Die Grenzen des Aktionismus
Dies zeigt auch der Präsidentschaftswahlkampf 1972. Hendricks druckte einen Brief an Richard Nixon, gestaltet von einem Kupferstecher in schönster Kalligraphie: “Während Ihrer Präsidentschaft ist die Technologie des Schlachtens und Röstens verfeinert worden”, heißt es da, und falls jemand die Anspielung nicht gleich verstanden haben sollte, ist auch noch explizit von Vietnam die Rede. Der Brief wurde als Kunstwerk verkauft, um die Präsidentschaftskampagne des demokratischen Kandidaten George McGovern zu unterstützen. Ein Plakat weist auf eine Verkaufsveranstaltung von Kunstwerken in der Galerie Leo Castelli zum selben Zweck hin. Doch das Publikum für die Kunst war zu klein, um auf diese Weise Wirkung zu entfalten. Aus späterer Zeit gibt es in der Ausstellung noch zwei Plakate von 1984, beide gestaltet von Claes Oldenburg: gegen US-Interventionen in Mittelamerika und aus dem Präsidentschaftswahlkampf von Ronald Reagan. Vor eingeschaltetem Mikrophon, ohne sich dessen bewusst zu sein, flapste der US-Präsident: “We Begin Bombing in Five Minutes”. Eine Ungeheuerlichkeit angesichts der Gefahr eines atomaren Overkills. Die Aussage Reagans wurde zum Titel und Gegenstand des Posters.
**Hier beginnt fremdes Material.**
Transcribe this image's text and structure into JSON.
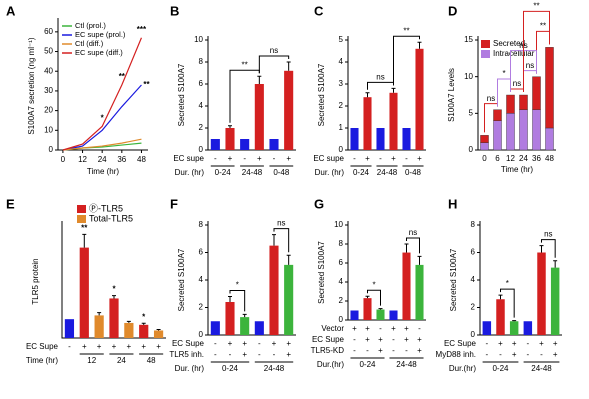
{
  "chart_data": [
    {
      "type": "line",
      "panel_label": "A",
      "xlabel": "Time (hr)",
      "ylabel": "S100A7 secretion (ng ml⁻¹)",
      "x": [
        0,
        12,
        24,
        36,
        48
      ],
      "xlim": [
        -3,
        52
      ],
      "xticks": [
        0,
        12,
        24,
        36,
        48
      ],
      "ylim": [
        0,
        65
      ],
      "yticks": [
        0,
        10,
        20,
        30,
        40,
        50,
        60
      ],
      "series": [
        {
          "name": "Ctl (prol.)",
          "color": "#3cb43c",
          "values": [
            0,
            1,
            1.5,
            2.5,
            3.5
          ]
        },
        {
          "name": "EC supe (prol.)",
          "color": "#1a1adf",
          "values": [
            0,
            2,
            10,
            22,
            33
          ]
        },
        {
          "name": "Ctl (diff.)",
          "color": "#e08a2c",
          "values": [
            0,
            1,
            2,
            3.5,
            5.5
          ]
        },
        {
          "name": "EC supe (diff.)",
          "color": "#d42020",
          "values": [
            0,
            3,
            12,
            33,
            57
          ]
        }
      ],
      "annotations": [
        "*",
        "**",
        "***",
        "**"
      ]
    },
    {
      "type": "bar",
      "panel_label": "B",
      "ylabel": "Secreted S100A7",
      "ylim": [
        0,
        10
      ],
      "yticks": [
        0,
        2,
        4,
        6,
        8,
        10
      ],
      "values": [
        1,
        2,
        1,
        6,
        1,
        7.2
      ],
      "errors": [
        0,
        0.2,
        0,
        0.7,
        0,
        0.8
      ],
      "colors": [
        "#1a1adf",
        "#d42020",
        "#1a1adf",
        "#d42020",
        "#1a1adf",
        "#d42020"
      ],
      "rows": [
        {
          "label": "EC supe",
          "cells": [
            "-",
            "+",
            "-",
            "+",
            "-",
            "+"
          ]
        }
      ],
      "groups": {
        "label": "Dur. (hr)",
        "labels": [
          "0-24",
          "24-48",
          "0-48"
        ]
      },
      "annotations": [
        "**",
        "ns"
      ]
    },
    {
      "type": "bar",
      "panel_label": "C",
      "ylabel": "Secreted S100A7",
      "ylim": [
        0,
        5
      ],
      "yticks": [
        0,
        1,
        2,
        3,
        4,
        5
      ],
      "values": [
        1,
        2.4,
        1,
        2.6,
        1,
        4.6
      ],
      "errors": [
        0,
        0.2,
        0,
        0.2,
        0,
        0.3
      ],
      "colors": [
        "#1a1adf",
        "#d42020",
        "#1a1adf",
        "#d42020",
        "#1a1adf",
        "#d42020"
      ],
      "rows": [
        {
          "label": "EC supe",
          "cells": [
            "-",
            "+",
            "-",
            "+",
            "-",
            "+"
          ]
        }
      ],
      "groups": {
        "label": "Dur. (hr)",
        "labels": [
          "0-24",
          "24-48",
          "0-48"
        ]
      },
      "annotations": [
        "ns",
        "**"
      ]
    },
    {
      "type": "stacked_bar",
      "panel_label": "D",
      "ylabel": "S100A7 Levels",
      "xlabel": "Time (hr)",
      "categories": [
        "0",
        "6",
        "12",
        "24",
        "36",
        "48"
      ],
      "ylim": [
        0,
        15
      ],
      "yticks": [
        0,
        5,
        10,
        15
      ],
      "series": [
        {
          "name": "Intracellular",
          "color": "#b07ce0",
          "values": [
            1,
            4,
            5,
            5.5,
            5.5,
            3
          ]
        },
        {
          "name": "Secreted",
          "color": "#d42020",
          "values": [
            1,
            1.5,
            2.5,
            2,
            4.5,
            11
          ]
        }
      ],
      "annotations": [
        "ns",
        "*",
        "ns",
        "ns",
        "**",
        "ns",
        "**"
      ]
    },
    {
      "type": "bar",
      "panel_label": "E",
      "ylabel": "TLR5 protein",
      "ylim": [
        0,
        6
      ],
      "values": [
        1,
        4.8,
        1.2,
        2.1,
        0.8,
        0.7,
        0.4
      ],
      "errors": [
        0,
        0.7,
        0.15,
        0.15,
        0.08,
        0.08,
        0.05
      ],
      "colors": [
        "#1a1adf",
        "#d42020",
        "#e08a2c",
        "#d42020",
        "#e08a2c",
        "#d42020",
        "#e08a2c"
      ],
      "legend": [
        {
          "name": "Ⓟ-TLR5",
          "color": "#d42020"
        },
        {
          "name": "Total-TLR5",
          "color": "#e08a2c"
        }
      ],
      "rows": [
        {
          "label": "EC Supe",
          "cells": [
            "-",
            "+",
            "+",
            "+",
            "+",
            "+",
            "+"
          ]
        }
      ],
      "groups": {
        "label": "Time (hr)",
        "labels": [
          "12",
          "24",
          "48"
        ]
      },
      "annotations": [
        "**",
        "*",
        "*"
      ]
    },
    {
      "type": "bar",
      "panel_label": "F",
      "ylabel": "Secreted S100A7",
      "ylim": [
        0,
        8
      ],
      "yticks": [
        0,
        2,
        4,
        6,
        8
      ],
      "values": [
        1,
        2.4,
        1.3,
        1,
        6.5,
        5.1
      ],
      "errors": [
        0,
        0.4,
        0.2,
        0,
        0.8,
        0.7
      ],
      "colors": [
        "#1a1adf",
        "#d42020",
        "#3cb43c",
        "#1a1adf",
        "#d42020",
        "#3cb43c"
      ],
      "rows": [
        {
          "label": "EC Supe",
          "cells": [
            "-",
            "+",
            "+",
            "-",
            "+",
            "+"
          ]
        },
        {
          "label": "TLR5 inh.",
          "cells": [
            "-",
            "-",
            "+",
            "-",
            "-",
            "+"
          ]
        }
      ],
      "groups": {
        "label": "Dur. (hr)",
        "labels": [
          "0-24",
          "24-48"
        ]
      },
      "annotations": [
        "*",
        "ns"
      ]
    },
    {
      "type": "bar",
      "panel_label": "G",
      "ylabel": "Secreted S100A7",
      "ylim": [
        0,
        10
      ],
      "yticks": [
        0,
        2,
        4,
        6,
        8,
        10
      ],
      "values": [
        1,
        2.3,
        1.1,
        1,
        7.1,
        5.8
      ],
      "errors": [
        0,
        0.2,
        0.1,
        0,
        0.9,
        0.9
      ],
      "colors": [
        "#1a1adf",
        "#d42020",
        "#3cb43c",
        "#1a1adf",
        "#d42020",
        "#3cb43c"
      ],
      "rows": [
        {
          "label": "Vector",
          "cells": [
            "+",
            "+",
            "-",
            "+",
            "+",
            "-"
          ]
        },
        {
          "label": "EC Supe",
          "cells": [
            "-",
            "+",
            "+",
            "-",
            "+",
            "+"
          ]
        },
        {
          "label": "TLR5-KD",
          "cells": [
            "-",
            "-",
            "+",
            "-",
            "-",
            "+"
          ]
        }
      ],
      "groups": {
        "label": "Dur.(hr)",
        "labels": [
          "0-24",
          "24-48"
        ]
      },
      "annotations": [
        "*",
        "ns"
      ]
    },
    {
      "type": "bar",
      "panel_label": "H",
      "ylabel": "Secreted S100A7",
      "ylim": [
        0,
        8
      ],
      "yticks": [
        0,
        2,
        4,
        6,
        8
      ],
      "values": [
        1,
        2.6,
        1,
        1,
        6,
        4.9
      ],
      "errors": [
        0,
        0.3,
        0.05,
        0,
        0.5,
        0.5
      ],
      "colors": [
        "#1a1adf",
        "#d42020",
        "#3cb43c",
        "#1a1adf",
        "#d42020",
        "#3cb43c"
      ],
      "rows": [
        {
          "label": "EC Supe",
          "cells": [
            "-",
            "+",
            "+",
            "-",
            "+",
            "+"
          ]
        },
        {
          "label": "MyD88 inh.",
          "cells": [
            "-",
            "-",
            "+",
            "-",
            "-",
            "+"
          ]
        }
      ],
      "groups": {
        "label": "Dur.(hr)",
        "labels": [
          "0-24",
          "24-48"
        ]
      },
      "annotations": [
        "*",
        "ns"
      ]
    }
  ]
}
Heute mag sich Manches geändert haben, doch die USA führen oder unterstützen munter weiter Kriege. Der militärisch-industrielle Komplex verzeichnet Rekordeinnahmen, wer daran mit verdient, muss hier offen bleiben. Am Rassismus der amerikanischen Gesellschaft und auch der anderen so genannten westlichen Länder hat sich wenig geändert, trotz Sprachregelungen und Antidiskriminierungsbeauftragten. Ist es nicht frustrierend, zu sehen, wie wenig sich trotz allen Engagements gebessert hat? Hendricks seufzt auf. “Wichtig ist es, Stellung zu beziehen”, meint er.
Die Ausstellung im Kunstverein Neuhausen läuft bis zum 19. November: The Guerilla Art Action Group – Revisited; im Februar ist eine große Ausstellung zum 91. Geburtstag von Yoko Ono in der Londoner Tate Gallery geplant, an der Jon Hendricks mitwirkt.